Candle in the Attic Window(11)
My teacher says something. I had to stop writing for a moment there, to listen to it. He got a note from someone outside in the hall. A shadow behind the crooked glass door. The note said that we are trapped. The teacher reads this, tells this to us with an air of authority.
We are snowed in. We cannot even open the doors.
I look at the window and all I see is a wall of white.
I feel like crying, but I don’t. I don’t want to be known as the girl who cries. That is worse than being invisible.
The note continues. Authorities are trying to find a way to get us out. It could be a day or two, at the least. We are to stay in the gymnasium overnight. The faculty will be laying down beds for each of us.
When the teacher is done reciting, he looks out the window. His face is convulsing, twitching. His eye is moving, like someone is pulling a string and making it go. His lips peel back in a sneer.
He was never attractive. But here, in this state of half-madness, he is downright ugly. I want to stand up, to be excused. But the bell has not rung yet; the period is not over. There are still more lies to be learned.
I am going to pull out my book and read some more. I need to be away from here for a little bit. I need to be someone else, somewhere else.
Thursday: The Gymnasium
I write this in my bed. Well, it is not really a bed. It is a blanket on the gymnasium floor. With a pillow. The pillow and blanket are grey. The floor is cold and hard. I can see my breath as I write this. Rising from my mouth. The ghost of my words.
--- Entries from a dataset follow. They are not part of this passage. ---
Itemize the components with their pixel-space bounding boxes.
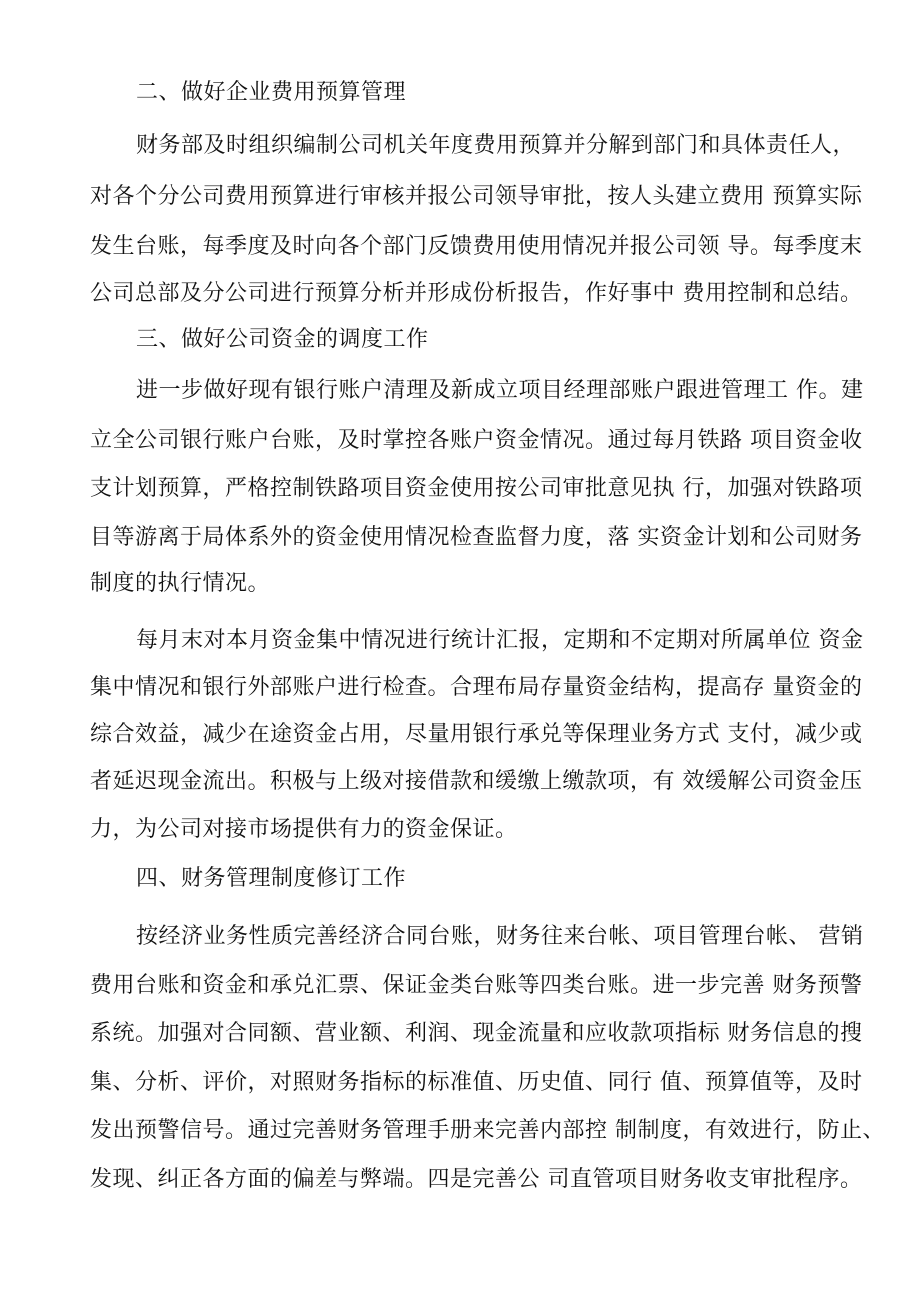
paragraph-line: 制度的执行情况。 [90, 571, 271, 596]
paragraph-line: 每月末对本月资金集中情况进行统计汇报，定期和不定期对所属单位 资金 [136, 628, 864, 653]
section-heading-4: 四、财务管理制度修订工作 [136, 866, 407, 891]
paragraph-line: 立全公司银行账户台账，及时掌控各账户资金情况。通过每月铁路 项目资金收 [90, 428, 863, 453]
paragraph-line: 发生台账，每季度及时向各个部门反馈费用使用情况并报公司领 导。每季度末 [90, 234, 863, 259]
section-heading-3: 三、做好公司资金的调度工作 [136, 327, 429, 352]
section-heading-2: 二、做好企业费用预算管理 [136, 80, 407, 105]
paragraph-line: 财务部及时组织编制公司机关年度费用预算并分解到部门和具体责任 [136, 133, 812, 158]
paragraph-line: 集中情况和银行外部账户进行检查。合理布局存量资金结构，提高存 量资金的 [90, 675, 863, 700]
paragraph-line: 集、分析、评价，对照财务指标的标准值、历史值、同行 值、预算值等，及时 [90, 1070, 863, 1095]
paragraph-line: 综合效益，减少在途资金占用，尽量用银行承兑等保理业务方式 支付，减少或 [90, 722, 863, 747]
paragraph-line: 对各个分公司费用预算进行审核并报公司领导审批，按人头建立费用 预算实际 [90, 184, 863, 209]
paragraph-line: 发现、纠正各方面的偏差与弊端。四是完善公 司直管项目财务收支审批程序。 [90, 1167, 863, 1192]
paragraph-line: 力，为公司对接市场提供有力的资金保证。 [90, 817, 518, 842]
paragraph-line: 发出预警信号。通过完善财务管理手册来完善内部控 制制度，有效进行，防止、 [90, 1118, 885, 1143]
paragraph-line: 支计划预算，严格控制铁路项目资金使用按公司审批意见执 行，加强对铁路项 [90, 476, 863, 501]
paragraph-line: 进一步做好现有银行账户清理及新成立项目经理部账户跟进管理工 作。建 [136, 378, 864, 403]
paragraph-line: 目等游离于局体系外的资金使用情况检查监督力度，落 实资金计划和公司财务 [90, 525, 863, 550]
paragraph-line: 人， [810, 133, 856, 158]
paragraph-line: 系统。加强对合同额、营业额、利润、现金流量和应收款项指标 财务信息的搜 [90, 1021, 863, 1046]
paragraph-line: 公司总部及分公司进行预算分析并形成份析报告，作好事中 费用控制和总结。 [90, 281, 863, 306]
paragraph-line: 费用台账和资金和承兑汇票、保证金类台账等四类台账。进一步完善 财务预警 [90, 973, 863, 998]
paragraph-line: 按经济业务性质完善经济合同台账，财务往来台帐、项目管理台帐、 营销 [136, 924, 864, 949]
paragraph-line: 者延迟现金流出。积极与上级对接借款和缓缴上缴款项，有 效缓解公司资金压 [90, 769, 863, 794]
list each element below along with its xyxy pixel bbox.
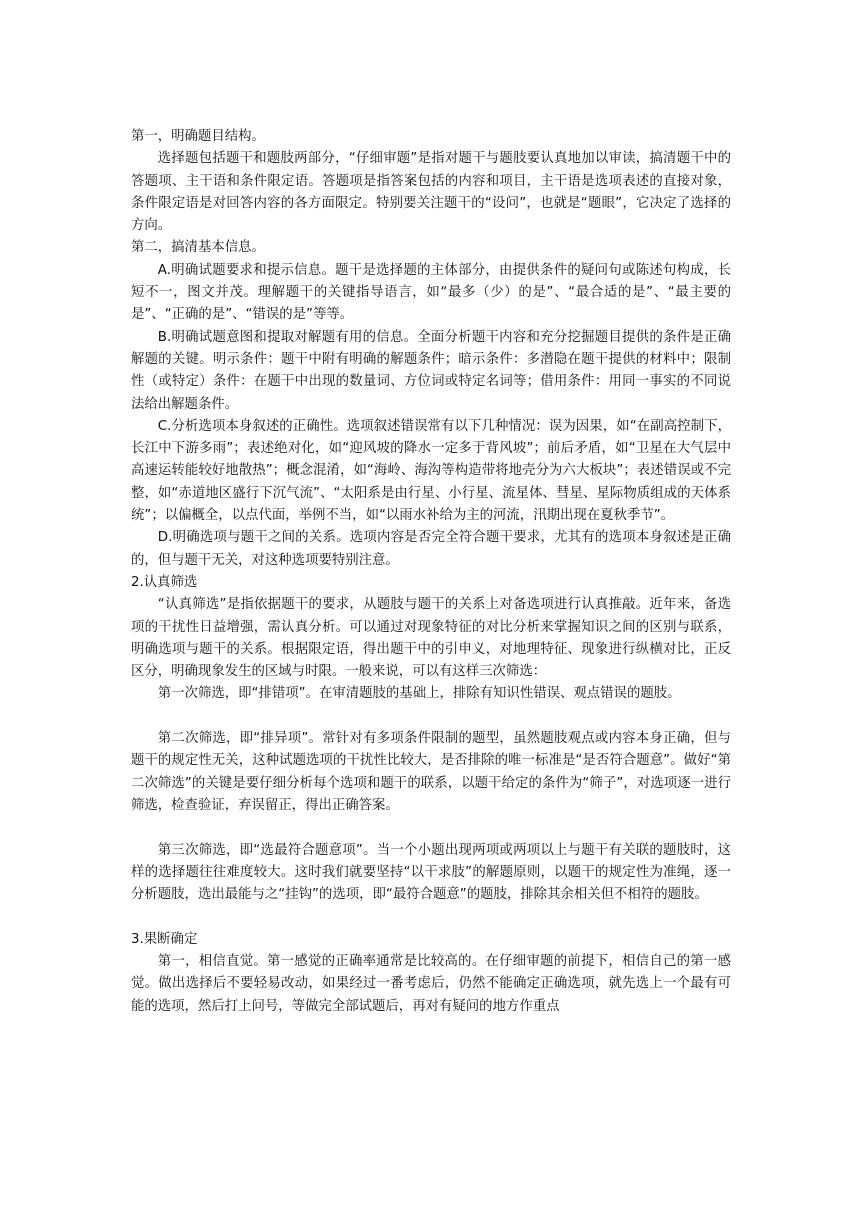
paragraph-second-screening: 第二次筛选，即“排异项”。常针对有多项条件限制的题型，虽然题肢观点或内容本身正确，但与题干的规定性无关，这种试题选项的干扰性比较大，是否排除的唯一标准是“是否符合题意”。做好“第二次筛选”的关键是要仔细分析每个选项和题干的联系，以题干给定的条件为“筛子”，对选项逐一进行筛选，检查验证，弃误留正，得出正确答案。 xyxy=(131,731,731,813)
paragraph-first-screening: 第一次筛选，即“排错项”。在审清题肢的基础上，排除有知识性错误、观点错误的题肢。 xyxy=(157,686,681,702)
paragraph-item-c: C.分析选项本身叙述的正确性。选项叙述错误常有以下几种情况：误为因果，如“在副高控制下，长江中下游多雨”；表述绝对化，如“迎风坡的降水一定多于背风坡”；前后矛盾，如“卫星在大气层中高速运转能较好地散热”；概念混淆，如“海岭、海沟等构造带将地壳分为六大板块”；表述错误或不完整，如“赤道地区盛行下沉气流”、“太阳系是由行星、小行星、流星体、彗星、星际物质组成的天体系统”；以偏概全，以点代面，举例不当，如“以雨水补给为主的河流，汛期出现在夏秋季节”。 xyxy=(131,418,731,524)
document-page xyxy=(131,126,731,1018)
paragraph-item-d: D.明确选项与题干之间的关系。选项内容是否完全符合题干要求，尤其有的选项本身叙述是正确的，但与题干无关，对这种选项要特别注意。 xyxy=(131,530,731,568)
paragraph-screening-intro: “认真筛选”是指依据题干的要求，从题肢与题干的关系上对备选项进行认真推敲。近年来，备选项的干扰性日益增强，需认真分析。可以通过对现象特征的对比分析来掌握知识之间的区别与联系，明确选项与题干的关系。根据限定语，得出题干中的引申义，对地理特征、现象进行纵横对比，正反区分，明确现象发生的区域与时限。一般来说，可以有这样三次筛选： xyxy=(131,597,731,680)
heading-basic-info: 第二，搞清基本信息。 xyxy=(131,240,265,256)
heading-careful-screening: 2.认真筛选 xyxy=(131,574,198,590)
paragraph-third-screening: 第三次筛选，即“选最符合题意项”。当一个小题出现两项或两项以上与题干有关联的题肢时，这样的选择题往往难度较大。这时我们就要坚持“以干求肢”的解题原则，以题干的规定性为准绳，逐一分析题肢，选出最能与之“挂钩”的选项，即“最符合题意”的题肢，排除其余相关但不相符的题肢。 xyxy=(131,842,731,903)
heading-decisive: 3.果断确定 xyxy=(131,931,198,947)
paragraph-careful-reading: 选择题包括题干和题肢两部分，“仔细审题”是指对题干与题肢要认真地加以审读，搞清题干中的答题项、主干语和条件限定语。答题项是指答案包括的内容和项目，主干语是选项表述的直接对象，条件限定语是对回答内容的各方面限定。特别要关注题干的“设问”，也就是“题眼”，它决定了选择的方向。 xyxy=(131,151,731,234)
paragraph-item-a: A.明确试题要求和提示信息。题干是选择题的主体部分，由提供条件的疑问句或陈述句构成，长短不一，图文并茂。理解题干的关键指导语言，如“最多（少）的是”、“最合适的是”、“最主要的是”、“正确的是”、“错误的是”等等。 xyxy=(131,262,731,323)
heading-clarify-structure: 第一，明确题目结构。 xyxy=(131,129,265,144)
paragraph-item-b: B.明确试题意图和提取对解题有用的信息。全面分析题干内容和充分挖掘题目提供的条件是正确解题的关键。明示条件：题干中附有明确的解题条件；暗示条件：多潜隐在题干提供的材料中；限制性（或特定）条件：在题干中出现的数量词、方位词或特定名词等；借用条件：用同一事实的不同说法给出解题条件。 xyxy=(131,329,731,412)
paragraph-trust-intuition: 第一，相信直觉。第一感觉的正确率通常是比较高的。在仔细审题的前提下，相信自己的第一感觉。做出选择后不要轻易改动，如果经过一番考虑后，仍然不能确定正确选项，就先选上一个最有可能的选项，然后打上问号，等做完全部试题后，再对有疑问的地方作重点 xyxy=(131,953,731,1014)
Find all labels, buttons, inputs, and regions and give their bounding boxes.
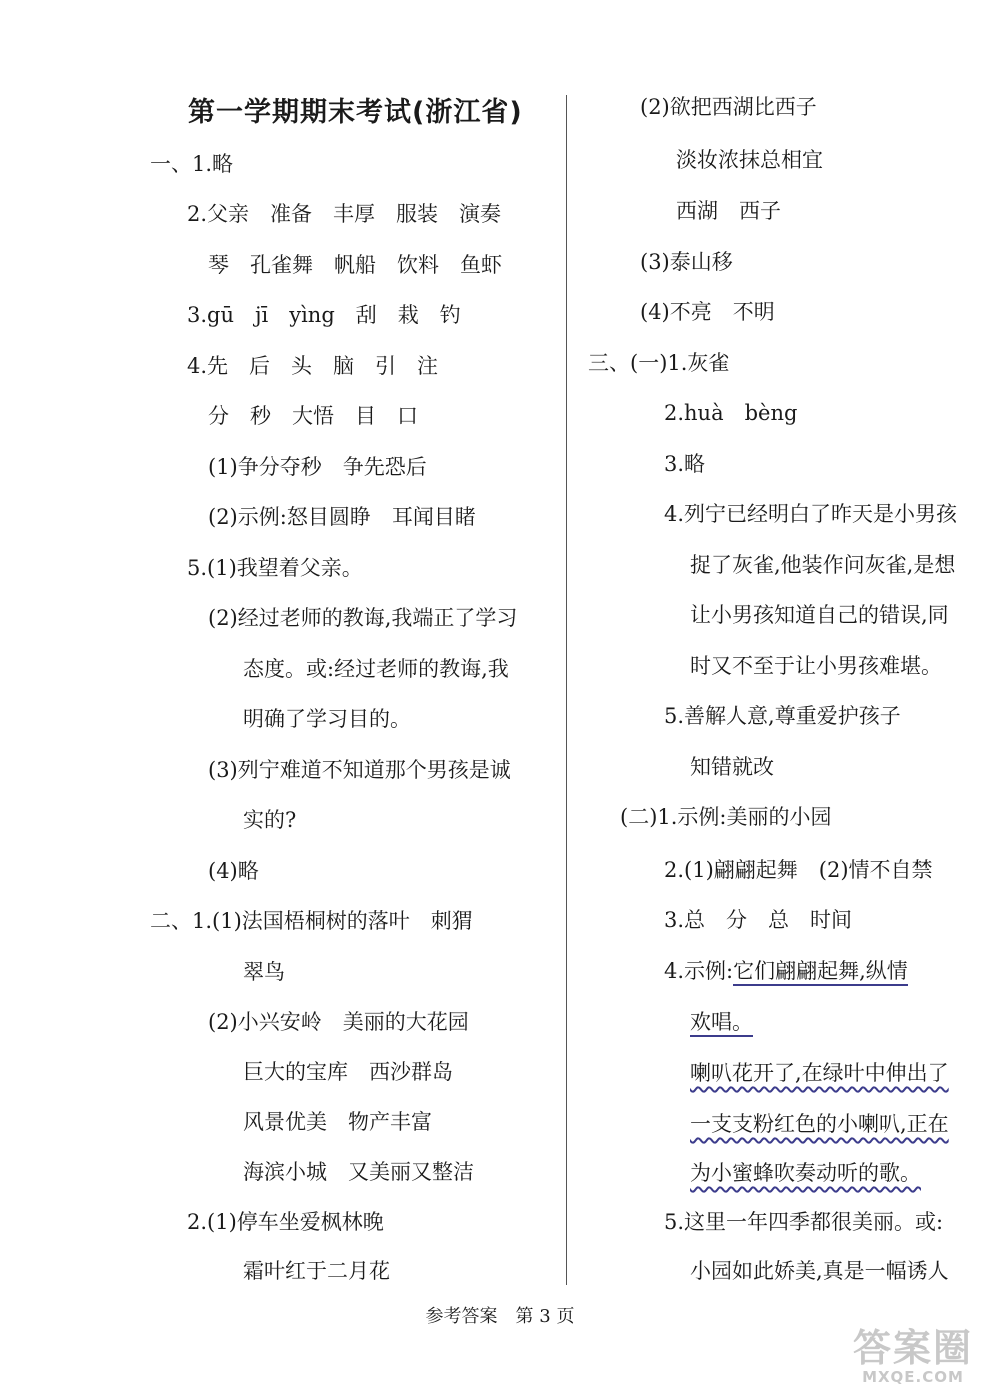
left-line-21: 海滨小城 又美丽又整洁 [243, 1160, 474, 1184]
right-line-7: 2.huà bèng [664, 401, 798, 425]
right-line-24: 小园如此娇美,真是一幅诱人 [690, 1259, 949, 1283]
right-line-18 [664, 956, 908, 986]
left-line-22: 2.(1)停车坐爱枫林晚 [187, 1210, 384, 1234]
underlined-answer-end: 欢唱。 [690, 1010, 753, 1037]
wavy-underlined-sentence-3: 为小蜜蜂吹奏动听的歌。 [690, 1161, 921, 1185]
wavy-underlined-sentence-2: 一支支粉红色的小喇叭,正在 [690, 1112, 949, 1136]
left-line-5: 4.先 后 头 脑 引 注 [187, 354, 439, 378]
right-line-21 [690, 1109, 949, 1139]
right-line-20 [690, 1058, 949, 1088]
right-line-11: 让小男孩知道自己的错误,同 [690, 603, 949, 627]
right-line-5: (4)不亮 不明 [640, 300, 775, 324]
left-line-20: 风景优美 物产丰富 [243, 1110, 432, 1134]
underlined-answer: 它们翩翩起舞,纵情 [733, 959, 908, 986]
page-footer: 参考答案 第 3 页 [425, 1306, 575, 1327]
left-line-9: 5.(1)我望着父亲。 [187, 556, 363, 580]
left-line-18: (2)小兴安岭 美丽的大花园 [208, 1010, 469, 1034]
right-line-16: 2.(1)翩翩起舞 (2)情不自禁 [664, 858, 933, 882]
left-line-8: (2)示例:怒目圆睁 耳闻目睹 [208, 505, 476, 529]
right-line-13: 5.善解人意,尊重爱护孩子 [664, 704, 901, 728]
left-line-23: 霜叶红于二月花 [243, 1259, 390, 1283]
right-line-10: 捉了灰雀,他装作问灰雀,是想 [690, 553, 956, 577]
left-line-2: 2.父亲 准备 丰厚 服装 演奏 [187, 202, 502, 226]
left-line-3: 琴 孔雀舞 帆船 饮料 鱼虾 [208, 253, 502, 277]
left-line-17: 翠鸟 [243, 960, 285, 984]
right-line-17: 3.总 分 总 时间 [664, 908, 853, 932]
column-divider [566, 95, 567, 1285]
right-line-15: (二)1.示例:美丽的小园 [620, 805, 832, 829]
right-line-19 [690, 1007, 753, 1037]
left-line-13: (3)列宁难道不知道那个男孩是诚 [208, 758, 511, 782]
watermark-logo [838, 1328, 988, 1388]
right-line-3: 西湖 西子 [676, 199, 781, 223]
left-line-15: (4)略 [208, 859, 259, 883]
left-line-10: (2)经过老师的教诲,我端正了学习 [208, 606, 518, 630]
left-line-14: 实的? [243, 808, 297, 832]
left-line-4: 3.gū jī yìng 刮 栽 钓 [187, 303, 461, 327]
right-line-4: (3)泰山移 [640, 250, 733, 274]
right-line-12: 时又不至于让小男孩难堪。 [690, 654, 942, 678]
right-line-23: 5.这里一年四季都很美丽。或: [664, 1210, 944, 1234]
left-line-16: 二、1.(1)法国梧桐树的落叶 刺猬 [150, 909, 473, 933]
right-line-9: 4.列宁已经明白了昨天是小男孩 [664, 502, 958, 526]
left-line-6: 分 秒 大悟 目 口 [208, 404, 418, 428]
left-line-11: 态度。或:经过老师的教诲,我 [243, 657, 509, 681]
right-line-2: 淡妆浓抹总相宜 [676, 148, 823, 172]
left-line-12: 明确了学习目的。 [243, 707, 411, 731]
right-line-1: (2)欲把西湖比西子 [640, 95, 817, 119]
wavy-underlined-sentence-1: 喇叭花开了,在绿叶中伸出了 [690, 1061, 949, 1085]
right-line-22 [690, 1158, 921, 1188]
left-line-1: 一、1.略 [150, 152, 234, 176]
right-line-6: 三、(一)1.灰雀 [588, 351, 730, 375]
example-label: 4.示例: [664, 959, 734, 983]
left-line-7: (1)争分夺秒 争先恐后 [208, 455, 427, 479]
right-line-8: 3.略 [664, 452, 706, 476]
watermark-text: 答案圈 [852, 1326, 973, 1370]
right-line-14: 知错就改 [690, 755, 774, 779]
left-line-19: 巨大的宝库 西沙群岛 [243, 1060, 453, 1084]
page-title: 第一学期期末考试(浙江省) [188, 97, 523, 128]
watermark-domain: MXQE.COM [862, 1368, 964, 1386]
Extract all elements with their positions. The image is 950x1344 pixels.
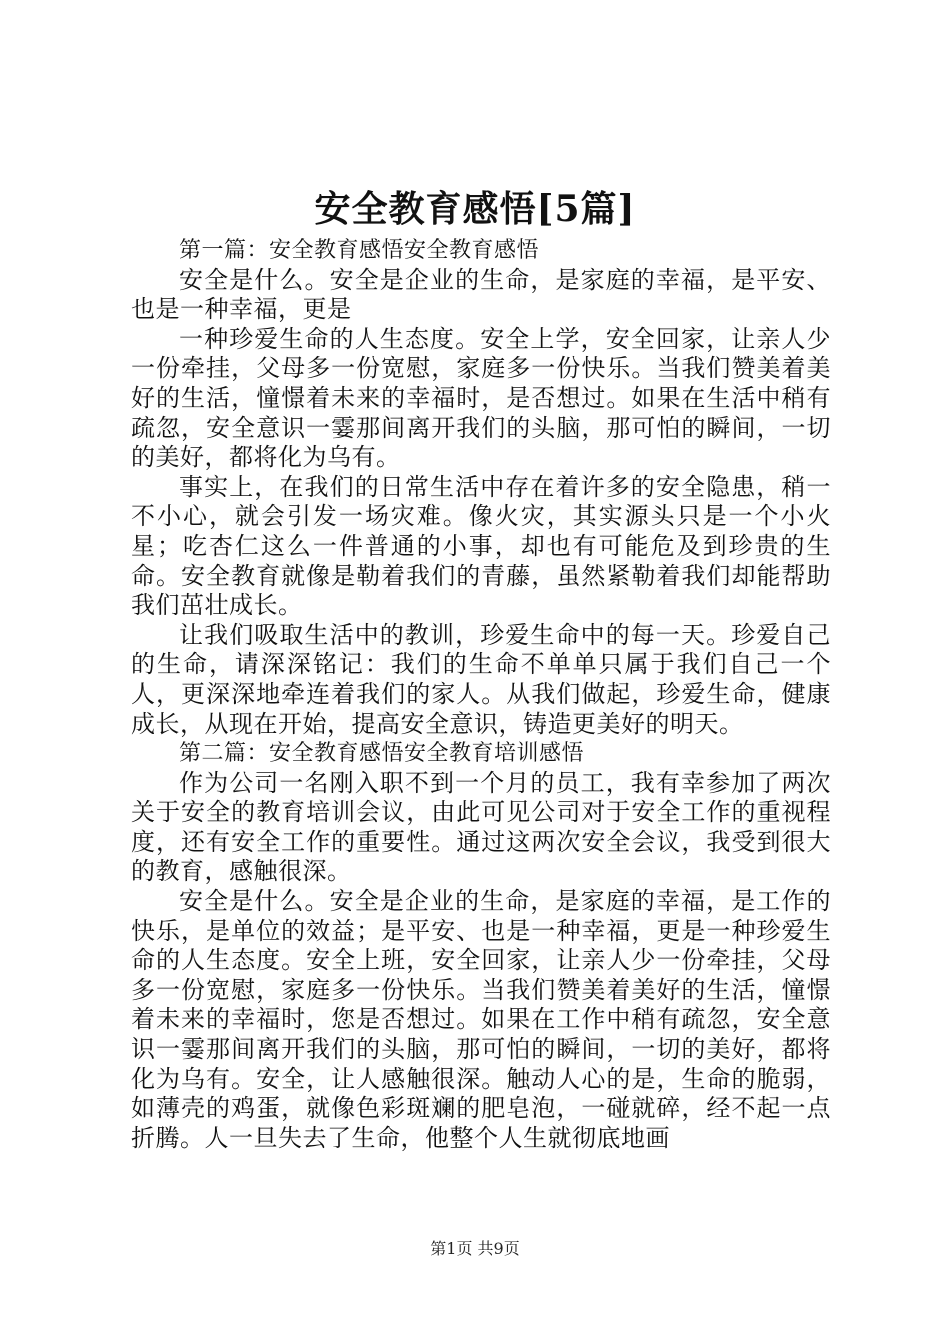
section-heading-2: 第二篇：安全教育感悟安全教育培训感悟 bbox=[179, 741, 585, 767]
paragraph: 事实上，在我们的日常生活中存在着许多的安全隐患，稍一不小心，就会引发一场灾难。像火灾，其实源头只是一个小火星；吃杏仁这么一件普通的小事，却也有可能危及到珍贵的生命。安全教育就像是勒着我们的青藤，虽然紧勒着我们却能帮助我们茁壮成长。 bbox=[131, 472, 831, 620]
page-footer: 第1页 共9页 bbox=[430, 1239, 520, 1258]
paragraph: 安全是什么。安全是企业的生命，是家庭的幸福，是平安、也是一种幸福，更是 bbox=[131, 265, 831, 324]
paragraph: 作为公司一名刚入职不到一个月的员工，我有幸参加了两次关于安全的教育培训会议，由此可见公司对于安全工作的重视程度，还有安全工作的重要性。通过这两次安全会议，我受到很大的教育，感触很深。 bbox=[131, 768, 831, 886]
section-heading-1: 第一篇：安全教育感悟安全教育感悟 bbox=[179, 238, 540, 263]
paragraph: 一种珍爱生命的人生态度。安全上学，安全回家，让亲人少一份牵挂，父母多一份宽慰，家庭多一份快乐。当我们赞美着美好的生活，憧憬着未来的幸福时，是否想过。如果在生活中稍有疏忽，安全意识一霎那间离开我们的头脑，那可怕的瞬间，一切的美好，都将化为乌有。 bbox=[131, 324, 831, 472]
paragraph: 安全是什么。安全是企业的生命，是家庭的幸福，是工作的快乐，是单位的效益；是平安、也是一种幸福，更是一种珍爱生命的人生态度。安全上班，安全回家，让亲人少一份牵挂，父母多一份宽慰，家庭多一份快乐。当我们赞美着美好的生活，憧憬着未来的幸福时，您是否想过。如果在工作中稍有疏忽，安全意识一霎那间离开我们的头脑，那可怕的瞬间，一切的美好，都将化为乌有。安全，让人感触很深。触动人心的是，生命的脆弱，如薄壳的鸡蛋，就像色彩斑斓的肥皂泡，一碰就碎，经不起一点折腾。人一旦失去了生命，他整个人生就彻底地画 bbox=[131, 887, 831, 1152]
document-title: 安全教育感悟[5篇] bbox=[314, 188, 636, 230]
document-body bbox=[131, 236, 831, 1153]
paragraph: 让我们吸取生活中的教训，珍爱生命中的每一天。珍爱自己的生命，请深深铭记：我们的生命不单单只属于我们自己一个人，更深深地牵连着我们的家人。从我们做起，珍爱生命，健康成长，从现在开始，提高安全意识，铸造更美好的明天。 bbox=[131, 620, 831, 738]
My pen has a light on the end. It was a birthday gift last year, from my mom. Before she crawled under the bed and into the tunnels beneath my house. I am glad she gave it to me. At the time, I thought it was a stupid gift. Tonight, it is a lifesaver.
I crouch beneath the blanket as I write this. I can hear sounds around me. Even though they separated us – boys on one side, girls on the other – I can hear people sneaking and talking. Whispering, moaning. The shuffling of blankets and the sighs of sex.
I wonder if Mister Harvey is out there. Crawling beneath the blankets with the sword girls. Just the thought of it makes me sad and embarrassed. And yet, at the same time – very aroused.
I am going to play a game. I hear moaning now, several voices. And people whispering be quiet – and hush, and please don’t get me in trouble. I am going to try and guess who each of them is. Try and figure out what is going on beneath other grey blankets.
Names escape me. I am awash in the sounds, the rubbing of bodies. I feel a bump next to me and know that whoever is right over there is doing something as well. I feel a soft touch of skin, an electric sensation all along my body.
I am filled with thunder. I hear them, moaning, moving. Thrusting. Faster. That skin rubbing up against mine. Accidental contact. Motion, emotion. Flames inside of me.
I have to put the pen down.
I have to put this notebook down.
I know I will feel guilty in the morning, even though I will do nothing wrong.
Friday: The Gymnasium
In the morning they give us stale donuts and bagels. The donuts are hard; the bagels are chewy. I eat like it is my last meal. I made sure to check to see who was lying next to me last night – to see who those mysterious figures were. Nobody was there. Just an empty grey blanket and pillow.
I read after breakfast. First period will resume at nine am, like it does every morning. It seems there is no reprieve from the schedule. No matter how much the world has changed.
Everybody else chats while I read. I hear them, in the distance. Like muttering echoes from behind a wall. Talking the usual talk. Boys, colleges, work, who is cute and who is not. Who is cool and who is not. The names always change, but the pattern is the same.
I am at my favourite part of the book. The main character is a peasant girl named “Alisandre”. She is very pretty, with dirty-blonde hair and intense eyes. In the book, her only desire is to become a knight.
The section I am at now is her trial for knighthood. Fourteen different rituals must be observed. A dragon must be slain. Sacrifice of self and family must be undertaken. Each time I read, it the rituals and trials change. But the result is still the same. She is knighted by the Prince of Butterflies. This is the first time she meets the Prince. When the Prince’s hand touches her shoulder, she falls in love.
Now for a little explanation. The magical land where the book takes place is called “Iblio”. In Iblio, gender and rank are determined not by birth, but instead by trials that are assigned to each station. With each gender and title come responsibilities and awards, as well as rules for how you are supposed to act and what you are supposed to do and whom you are supposed to marry. What time of the month you are to have sex, what day of the year you are supposed to give birth. What you are supposed to wear and even how you are supposed to wear it.
Geoff would love the appendices in the back of the book. They go into exquisite detail on the different ranks and genders, and the different trials and honours awarded. It is the sort of thing he would read and re-read over and over again.
Even though the prince and the knight are in love, they can never do anything about it. It is forbidden. One of them would have to undergo the trials of the princess, and neither of them wants to do that.
This is where the book’s main plot comes into focus. After this point, it is about their forbidden love and the people who want to destroy them. Including the evil princess Earwig, who wants Alisandre for herself.